Pierre, président et grand-père
Le 4 janvier 1999 représente une date importante pour la famille Dosson : il s’agit du jour où Jean a fait savoir à Pierre qu’il souhaitait quitter la présidence de l’association et lui confier ; c’est aussi le jour où Pierre est devenu grand-père avec la naissance des jumelles, Marine et Camille, les filles de Florence, sa fille aînée.
« Mon oncle m’a expliqué qu’il organiserait le comice 1999 et qu’il céderait sa place ensuite. Il m’a missionné pour reconstituer une équipe car il avait convenu avec les autres membres du bureau qu’ils partiraient en même temps. » Pierre s’est alors retrouvé à gérer les inscriptions du concours 1999, « pour voir comment cela se passait ». Puis, dans le courant de l’année, il s’est entouré d’une équipe. Chacun des membres avait été choisi pour une mission bien spécifique. C’est cette logique qu’il a suivie pendant toute sa présidence. « Il faut apprendre à connaître les personnes et déceler leurs compétences pour leur proposer le bon poste. La plupart des personnes qui ont été ou qui sont au conseil d’administration ne sont pas entrées au hasard. »
La fille
En 2000, Pierre a sollicité Florence pour qu’elle aide à servir au bar. Ses filles avaient un an. « J’ai dit oui tout de suite », se souvient Florence. Depuis, elle n’a jamais quitté l’association. « Le bar est un lieu où l’on rencontre les éleveurs, où l’on sympathise avec eux. J’ai plaisir à les y retrouver, échanger avec eux et prendre des nouvelles de leur famille. » Et d’ajouter : « En fait, je ne pourrais pas m’en passer. C’est presque devenu une famille. » Progressivement, Florence Dosson a pris des responsabilités au sein de l’association ; elle en est désormais la trésorière adjointe.
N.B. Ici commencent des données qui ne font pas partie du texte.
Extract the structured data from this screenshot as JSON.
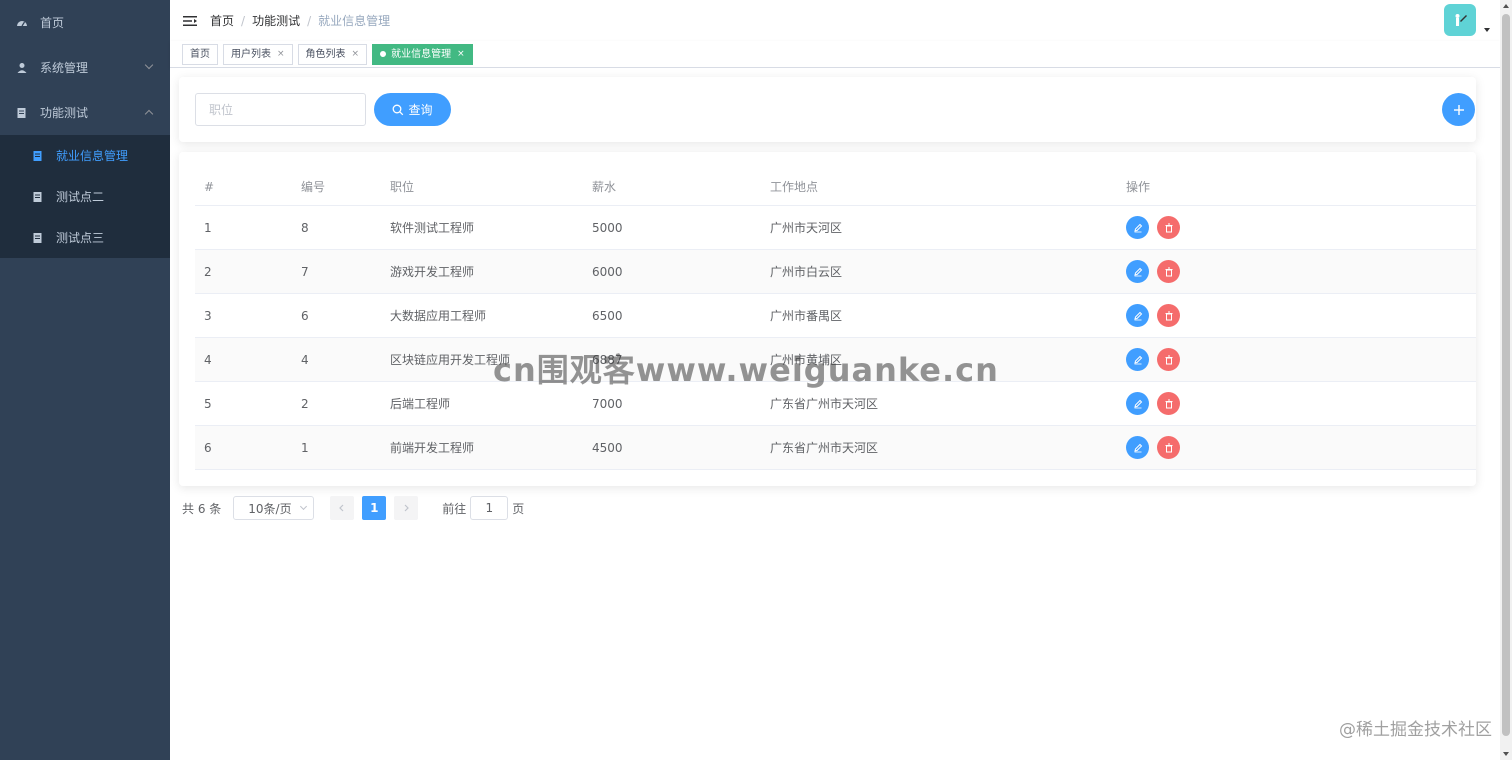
{
  "sidebar": {
    "items": [
      {
        "label": "首页",
        "icon": "dashboard-icon"
      },
      {
        "label": "系统管理",
        "icon": "user-icon"
      },
      {
        "label": "功能测试",
        "icon": "document-icon"
      }
    ],
    "submenu": [
      {
        "label": "就业信息管理",
        "icon": "document-icon",
        "active": true
      },
      {
        "label": "测试点二",
        "icon": "document-icon"
      },
      {
        "label": "测试点三",
        "icon": "document-icon"
      }
    ]
  },
  "navbar": {
    "breadcrumb": [
      "首页",
      "功能测试",
      "就业信息管理"
    ],
    "separator": "/"
  },
  "tags": [
    {
      "label": "首页"
    },
    {
      "label": "用户列表",
      "close": "×"
    },
    {
      "label": "角色列表",
      "close": "×"
    },
    {
      "label": "就业信息管理",
      "close": "×",
      "active": true
    }
  ],
  "search": {
    "placeholder": "职位",
    "button_label": "查询"
  },
  "table": {
    "headers": [
      "#",
      "编号",
      "职位",
      "薪水",
      "工作地点",
      "操作"
    ],
    "rows": [
      [
        "1",
        "8",
        "软件测试工程师",
        "5000",
        "广州市天河区"
      ],
      [
        "2",
        "7",
        "游戏开发工程师",
        "6000",
        "广州市白云区"
      ],
      [
        "3",
        "6",
        "大数据应用工程师",
        "6500",
        "广州市番禺区"
      ],
      [
        "4",
        "4",
        "区块链应用开发工程师",
        "6887",
        "广州市黄埔区"
      ],
      [
        "5",
        "2",
        "后端工程师",
        "7000",
        "广东省广州市天河区"
      ],
      [
        "6",
        "1",
        "前端开发工程师",
        "4500",
        "广东省广州市天河区"
      ]
    ]
  },
  "pagination": {
    "total": "共 6 条",
    "page_size": "10条/页",
    "current_page": "1",
    "goto_prefix": "前往",
    "goto_value": "1",
    "goto_suffix": "页"
  },
  "watermark": "cn围观客www.weiguanke.cn",
  "watermark2": "@稀土掘金技术社区",
  "colors": {
    "sidebar_bg": "#304156",
    "submenu_bg": "#1f2d3d",
    "primary": "#409eff",
    "danger": "#f56c6c",
    "tag_active": "#42b983"
  }
}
Marine et Camille, ses filles, se souviennent l’avoir aidée à la maison les jours précédant le comice : préparer les menus pour le repas du jury, les cahiers pour les comptes de la buvette, la monnaie ou encore les carnets de facture.
Les petites-filles
Manon, leur cousine, étudiante à Lyon, a apporté sa contribution au bon déroulement du comice l’an passé. Elle était présente à La ferme aux enfants pour accueillir les visiteurs. « J’adore les animaux, mon grand-père le sait. Il m’a donc demandé d’aider. Tout s’est très bien passé. J’ai pu constater que les enfants étaient ravis d’approcher les animaux. Ce week-end-là, j’ai eu l’occasion de retrouver des personnes que je n’avais pas vues depuis longtemps. »
Camille avoue que si elle était sollicitée pour aider au comice, elle aurait du mal à choisir. « Je pense quand même que j’accepterais, même si j’ai l’habitude d’aller sur la foire-exposition avec des copains. Nous faisons toujours un petit tour dans les écuries pour voir les animaux. » « Maintenant que je suis grande, j’aimerais bien aider au comice, lâche Marine, sans prévenir, aux membres de la famille réunis ce samedi matin de février pour l’interview. Je serais prête à franchir le pas si on me le proposait. J’aimerais bien intégrer l’association. »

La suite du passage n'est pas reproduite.